Given an integer array nums and an integer k, return the length of the shortest non-empty subarray of nums with a sum of at least k. If there is no such subarray, return -1.

A subarray is a contiguous part of an array.
 

Example 1:

Input: nums = [1], k = 1
Output: 1

Example 2:

Input: nums = [1,2], k = 4
Output: -1

Example 3:

Input: nums = [2,-1,2], k = 3
Output: 3

Constraints:

• $1<=nums.length<=10^5$
• $-10^5<=nums[i]<=10^5$
• $1<=k<=10^9$

From: LeetCode
Link: 862. Shortest Subarray with Sum at Least K

Solution:

Ideas:

• Prefix sum: Build an array pref[] where pref[i] = sum of first i elements.

• Key observation: Subarray sum from j to i-1 = pref[i] - pref[j].

• Goal: Find smallest (i - j) such that pref[i] - pref[j] >= k.

• Deque: Use a monotonic deque to store candidate indices j with increasing pref[j].

• Two rules:

  • Pop from front while condition satisfied (pref[i] - pref[dq[front]] >= k) → update answer.
  • Pop from back while current prefix ≤ last in deque (pref[i] <= pref[dq[back]]) → maintain increasing order.

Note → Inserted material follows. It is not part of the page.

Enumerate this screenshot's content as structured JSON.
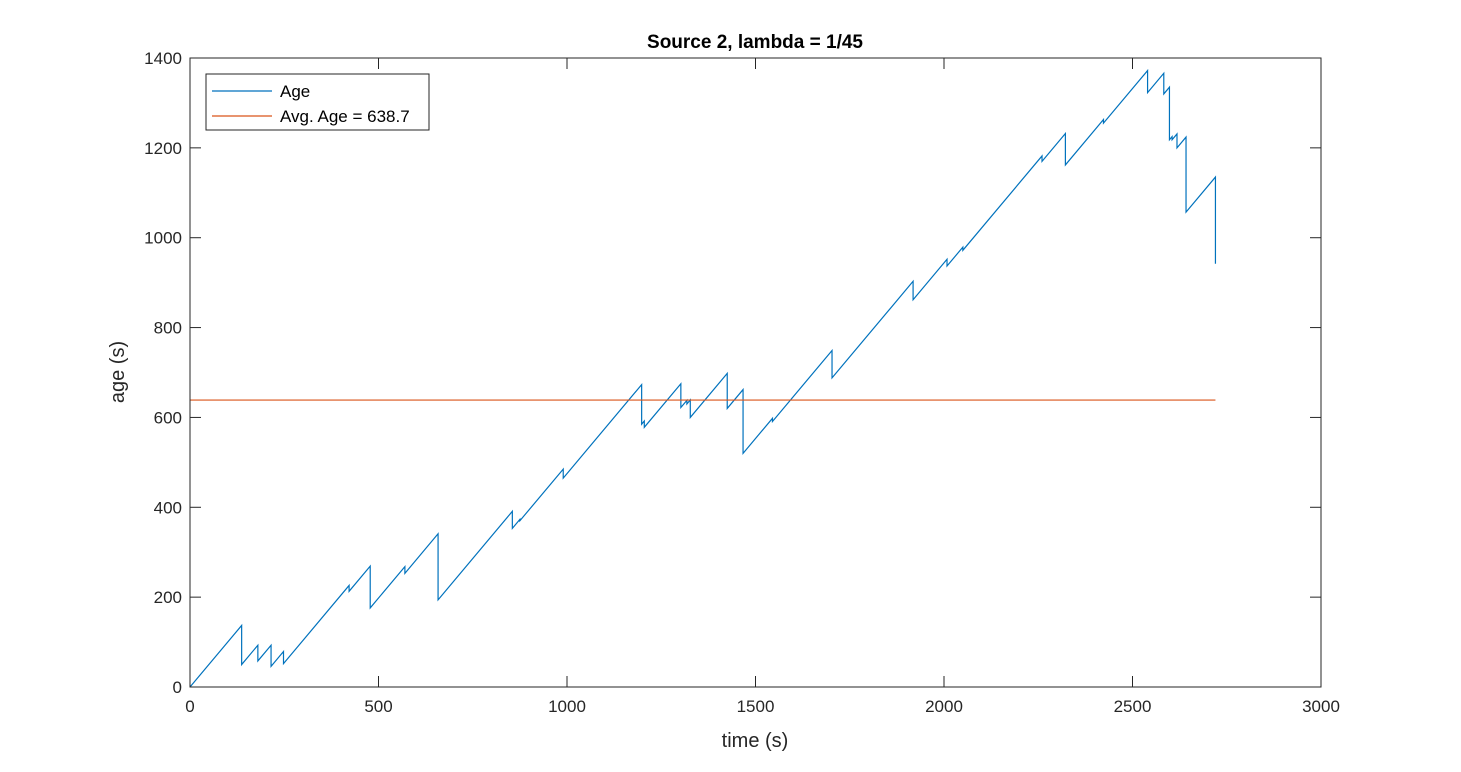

• Result: The deque ensures we check only useful candidates, giving O(n) time.

• Final check: If answer ≤ numsSize, return it; else return -1.

Code:

int shortestSubarray(int* nums, int numsSize, int k) {
    // Prefix sums: pref[i] = sum of nums[0..i-1]
    long long *pref = (long long*)malloc((numsSize + 1) * sizeof(long long));
    pref[0] = 0;
    for (int i = 0; i < numsSize; ++i) pref[i + 1] = pref[i] + nums[i];

    // Monotonic deque of indices into pref[], storing increasing prefix sums
    int *dq = (int*)malloc((numsSize + 1) * sizeof(int));
    int head = 0, tail = 0;

    int ans = numsSize + 1;

    for (int i = 0; i <= numsSize; ++i) {
        // Try to shrink from the front while we meet the >= k condition
        while (head < tail && pref[i] - pref[dq[head]] >= k) {
            int len = i - dq[head];
            if (len < ans) ans = len;
            head++;
        }
        // Maintain increasing prefix sums in deque
        while (head < tail && pref[i] <= pref[dq[tail - 1]]) {
            tail--;
        }
        dq[tail++] = i;
    }

    free(pref);
    free(dq);
    return (ans <= numsSize) ? ans : -1;
}